In February 2004, James L. Miller, former Chief Executive
Officer of U.S. Foodservice, filed an action in the U.S.
District Court for the District of Maryland, Northern Division
(the "Federal Court") against Ahold, Ahold U.S.A., U.S.
Foodservice and various executive officers and directors of
Ahold, asserting various causes of action in connection with
U.S. Foodservice's termination of his employment as of
October 1, 2003 and seeking compensatory damages of
USD 10 (EUR 8), punitive damages, attorneys' fees,
injunctive relief and a declaratory judgment that he is
entitled to post-termination benefits. The executive officers
and directors named in this case have been dismissed from
the case with prejudice. In May, 2004, Ahold and the other
named defendants filed a counterclaim alleging that
Mr. Miller had breached the fiduciary duties he owed to
Ahold and U.S. Foodservice and the terms of his
employment agreement with U.S. Foodservice, and seeking
compensatory and exemplary damages and restitution of
compensation paid to Mr. Miller during his tenure at
U.S. Foodservice. In December 2005, the Federal Court
issued a memorandum opinion directing U.S. Foodservice
to pay Mr. Miller's legal fees and expenses incurred in
connection with this litigation pursuant to the terms of a
letter agreement executed with U.S. Foodservice prior to his
termination. By order dated August 30, 2006, the Federal
Court awarded Mr. Miller advancement of legal fees and
expenses in the amount of USD 0.1 (EUR 0.1) and setting
guidelines for future payments of legal fees under the letter
agreement. U.S. Foodservice has filed replies to Mr. Miller's
interrogatories and the parties continue with written and
deposition discovery. Trial has been scheduled by the
Federal Court for the fall of 2007.
Uruguayan and Argentine litigation
Ahold, together with Disco S.A. ("Disco") and Disco Ahold
International Holdings N.V. ("DAIH"), is a party to certain
legal proceedings in Uruguay and Argentina related to
Ahold's acquisition of Velox Retail Holdings' shares in the
capital of DAIH in 2002. The plaintiffs, alleged creditors of
certain Uruguayan and other banks, have obtained
provisional remedies in Uruguay, which were executed in
Argentina and have affected the sale and transfer of the
remaining 15 percent of the outstanding shares of Disco to
Cencosud S.A. ("Cencosud"). The alleged damages by the
plaintiffs in the remaining proceedings amount to
approximately USD 72 (EUR 55) plus interest and costs.
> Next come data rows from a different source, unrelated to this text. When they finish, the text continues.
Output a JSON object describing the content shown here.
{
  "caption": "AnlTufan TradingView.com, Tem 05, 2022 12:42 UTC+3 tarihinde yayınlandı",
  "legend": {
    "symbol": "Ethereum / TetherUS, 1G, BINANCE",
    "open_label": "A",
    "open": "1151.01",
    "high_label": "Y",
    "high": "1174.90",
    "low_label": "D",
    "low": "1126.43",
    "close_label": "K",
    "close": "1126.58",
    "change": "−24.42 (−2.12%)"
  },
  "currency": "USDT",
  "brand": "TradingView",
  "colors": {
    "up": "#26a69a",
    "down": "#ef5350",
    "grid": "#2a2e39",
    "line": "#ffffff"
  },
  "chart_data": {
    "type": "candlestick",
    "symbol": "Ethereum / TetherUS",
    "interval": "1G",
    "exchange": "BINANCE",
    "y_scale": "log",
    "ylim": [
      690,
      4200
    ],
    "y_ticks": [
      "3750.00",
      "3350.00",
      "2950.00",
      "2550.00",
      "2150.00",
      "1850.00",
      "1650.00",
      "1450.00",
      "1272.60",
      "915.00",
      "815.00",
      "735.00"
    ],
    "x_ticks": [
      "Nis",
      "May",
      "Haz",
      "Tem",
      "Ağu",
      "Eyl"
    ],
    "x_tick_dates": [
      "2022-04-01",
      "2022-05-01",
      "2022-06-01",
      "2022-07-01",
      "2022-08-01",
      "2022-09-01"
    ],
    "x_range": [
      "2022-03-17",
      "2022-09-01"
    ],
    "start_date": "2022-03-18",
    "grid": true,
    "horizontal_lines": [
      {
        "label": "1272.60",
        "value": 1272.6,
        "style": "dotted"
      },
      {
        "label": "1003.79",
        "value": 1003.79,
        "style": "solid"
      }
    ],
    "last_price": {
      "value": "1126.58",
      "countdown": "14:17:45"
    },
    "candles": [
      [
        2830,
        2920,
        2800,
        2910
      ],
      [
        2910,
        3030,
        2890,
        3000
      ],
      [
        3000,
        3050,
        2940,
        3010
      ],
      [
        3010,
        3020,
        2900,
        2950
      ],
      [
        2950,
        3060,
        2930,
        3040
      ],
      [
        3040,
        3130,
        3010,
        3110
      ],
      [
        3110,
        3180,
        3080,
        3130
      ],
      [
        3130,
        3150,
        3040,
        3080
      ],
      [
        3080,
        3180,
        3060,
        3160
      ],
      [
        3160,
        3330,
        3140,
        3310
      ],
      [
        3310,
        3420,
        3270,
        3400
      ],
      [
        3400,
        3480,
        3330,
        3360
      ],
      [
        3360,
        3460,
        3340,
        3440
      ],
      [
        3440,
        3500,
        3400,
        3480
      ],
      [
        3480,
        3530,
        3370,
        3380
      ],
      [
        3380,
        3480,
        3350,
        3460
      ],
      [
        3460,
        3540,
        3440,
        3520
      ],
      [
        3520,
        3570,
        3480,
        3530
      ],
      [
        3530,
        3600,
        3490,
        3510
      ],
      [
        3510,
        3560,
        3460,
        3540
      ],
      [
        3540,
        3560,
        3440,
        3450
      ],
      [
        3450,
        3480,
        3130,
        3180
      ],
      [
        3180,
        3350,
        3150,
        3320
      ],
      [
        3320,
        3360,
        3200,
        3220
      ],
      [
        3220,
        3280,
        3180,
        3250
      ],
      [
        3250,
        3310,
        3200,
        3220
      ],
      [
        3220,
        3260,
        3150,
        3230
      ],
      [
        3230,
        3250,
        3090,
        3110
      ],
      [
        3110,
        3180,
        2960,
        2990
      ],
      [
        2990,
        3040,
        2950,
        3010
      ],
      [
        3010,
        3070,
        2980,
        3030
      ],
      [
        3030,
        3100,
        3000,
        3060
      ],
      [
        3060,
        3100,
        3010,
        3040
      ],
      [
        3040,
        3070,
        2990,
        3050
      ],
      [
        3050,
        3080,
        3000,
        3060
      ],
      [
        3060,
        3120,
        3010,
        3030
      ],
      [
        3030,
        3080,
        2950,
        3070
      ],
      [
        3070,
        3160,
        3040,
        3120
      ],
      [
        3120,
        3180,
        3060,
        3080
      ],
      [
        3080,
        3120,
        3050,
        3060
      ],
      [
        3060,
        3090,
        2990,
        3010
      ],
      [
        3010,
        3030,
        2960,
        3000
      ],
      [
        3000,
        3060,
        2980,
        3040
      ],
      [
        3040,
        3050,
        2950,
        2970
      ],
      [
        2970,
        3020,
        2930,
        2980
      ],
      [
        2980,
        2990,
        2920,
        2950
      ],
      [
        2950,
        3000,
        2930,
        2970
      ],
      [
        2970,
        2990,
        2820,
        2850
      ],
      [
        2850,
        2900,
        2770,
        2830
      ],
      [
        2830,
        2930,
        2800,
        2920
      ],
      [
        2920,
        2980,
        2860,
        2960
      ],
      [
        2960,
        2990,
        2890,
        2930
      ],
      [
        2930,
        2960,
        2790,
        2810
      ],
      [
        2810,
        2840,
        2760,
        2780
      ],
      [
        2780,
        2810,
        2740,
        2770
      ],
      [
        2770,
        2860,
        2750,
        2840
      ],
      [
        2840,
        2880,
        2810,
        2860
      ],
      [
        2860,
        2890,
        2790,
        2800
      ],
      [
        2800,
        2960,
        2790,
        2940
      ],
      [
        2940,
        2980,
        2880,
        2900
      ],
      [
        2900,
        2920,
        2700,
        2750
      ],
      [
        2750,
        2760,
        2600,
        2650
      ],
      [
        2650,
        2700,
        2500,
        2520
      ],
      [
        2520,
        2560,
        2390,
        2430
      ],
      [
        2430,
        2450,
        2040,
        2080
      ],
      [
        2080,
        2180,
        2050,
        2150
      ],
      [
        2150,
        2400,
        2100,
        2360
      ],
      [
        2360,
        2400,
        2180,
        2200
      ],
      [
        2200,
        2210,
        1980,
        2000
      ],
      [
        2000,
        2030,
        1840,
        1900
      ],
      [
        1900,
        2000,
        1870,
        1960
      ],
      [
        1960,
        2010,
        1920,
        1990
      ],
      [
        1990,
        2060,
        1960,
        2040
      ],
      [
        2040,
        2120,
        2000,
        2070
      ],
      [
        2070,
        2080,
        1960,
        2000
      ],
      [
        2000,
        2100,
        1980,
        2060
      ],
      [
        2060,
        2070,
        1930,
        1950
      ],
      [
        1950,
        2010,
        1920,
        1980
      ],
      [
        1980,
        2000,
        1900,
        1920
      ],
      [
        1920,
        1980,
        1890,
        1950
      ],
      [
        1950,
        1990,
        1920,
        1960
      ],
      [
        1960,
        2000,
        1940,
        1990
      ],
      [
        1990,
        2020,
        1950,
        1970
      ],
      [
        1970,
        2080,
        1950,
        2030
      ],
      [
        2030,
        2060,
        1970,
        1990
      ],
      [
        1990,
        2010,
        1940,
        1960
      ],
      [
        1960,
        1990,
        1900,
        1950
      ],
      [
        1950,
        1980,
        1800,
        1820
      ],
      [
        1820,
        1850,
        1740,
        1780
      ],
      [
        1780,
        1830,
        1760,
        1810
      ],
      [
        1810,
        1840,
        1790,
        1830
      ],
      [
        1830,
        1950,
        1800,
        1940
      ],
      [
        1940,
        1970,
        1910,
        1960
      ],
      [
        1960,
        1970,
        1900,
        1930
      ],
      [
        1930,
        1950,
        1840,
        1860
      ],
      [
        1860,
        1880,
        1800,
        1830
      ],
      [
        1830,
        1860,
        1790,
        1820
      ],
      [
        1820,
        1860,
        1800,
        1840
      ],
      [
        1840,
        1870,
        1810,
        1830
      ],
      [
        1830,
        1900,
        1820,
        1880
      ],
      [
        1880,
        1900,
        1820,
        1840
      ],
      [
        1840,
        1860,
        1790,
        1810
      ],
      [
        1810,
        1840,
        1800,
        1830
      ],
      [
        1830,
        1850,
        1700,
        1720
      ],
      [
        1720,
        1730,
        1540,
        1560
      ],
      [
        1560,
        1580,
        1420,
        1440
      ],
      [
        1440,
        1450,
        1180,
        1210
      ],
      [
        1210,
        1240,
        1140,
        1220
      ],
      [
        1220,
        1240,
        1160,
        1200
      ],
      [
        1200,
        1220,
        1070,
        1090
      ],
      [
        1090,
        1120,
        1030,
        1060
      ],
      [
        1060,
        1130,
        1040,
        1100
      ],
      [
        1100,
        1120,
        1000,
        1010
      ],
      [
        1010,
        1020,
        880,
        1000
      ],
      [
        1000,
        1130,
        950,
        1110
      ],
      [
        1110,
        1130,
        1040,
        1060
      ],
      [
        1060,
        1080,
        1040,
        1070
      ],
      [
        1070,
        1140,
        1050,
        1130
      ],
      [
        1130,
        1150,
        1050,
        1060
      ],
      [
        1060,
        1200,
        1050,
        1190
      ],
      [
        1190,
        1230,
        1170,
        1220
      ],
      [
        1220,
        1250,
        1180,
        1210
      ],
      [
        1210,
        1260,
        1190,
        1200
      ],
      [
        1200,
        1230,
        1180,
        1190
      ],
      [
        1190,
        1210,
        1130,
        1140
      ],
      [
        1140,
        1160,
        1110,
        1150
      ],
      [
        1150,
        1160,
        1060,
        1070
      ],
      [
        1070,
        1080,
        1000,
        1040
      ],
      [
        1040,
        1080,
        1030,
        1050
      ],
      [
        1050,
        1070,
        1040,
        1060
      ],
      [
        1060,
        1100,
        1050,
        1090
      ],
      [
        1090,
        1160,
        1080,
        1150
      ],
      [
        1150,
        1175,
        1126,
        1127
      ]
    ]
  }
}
The trials on the merits of these cases have yet to start.
Ahold continues to believe that these legal proceedings are
without merit and will continue to vigorously oppose
plaintiffs' claims.
On March 23, 2005 Ahold received from escrow the final
purchase amount for the approximately 85 percent of the
shares of Disco, after reaching an agreement with Cencosud
on the final purchase price adjustment resulting from the
closing balance sheet of Disco. The transaction still requires
Argentine antitrust approval, although this will not affect
Ahold's retention of the purchase amount. The purchase
amount for the remaining approximately 15 percent of the
Disco shares that currently have not been transferred by
Ahold to Cencosud remains in escrow until such shares can
legally be transferred to Cencosud. As referred to above,
these shares are subject to certain Uruguayan court orders
processed and executed in Argentina.
Argentine tax assessment claims
On July 17, 2003, the Administración Federal de Ingresos
Püblicos ("AFIP") served Disco with a Vista de la
Determinación de Oficio ("Vista") - a formal assessment
notice - for the period from 1998 through May 2002 for
taxes allegedly owed in connection with a USD 100 Disco
bond issue due May 2003, which was repaid at maturity,
and a USD 250 Disco bond issue due May 2008, which
was redeemed in July 2003 (the "Disco Bonds").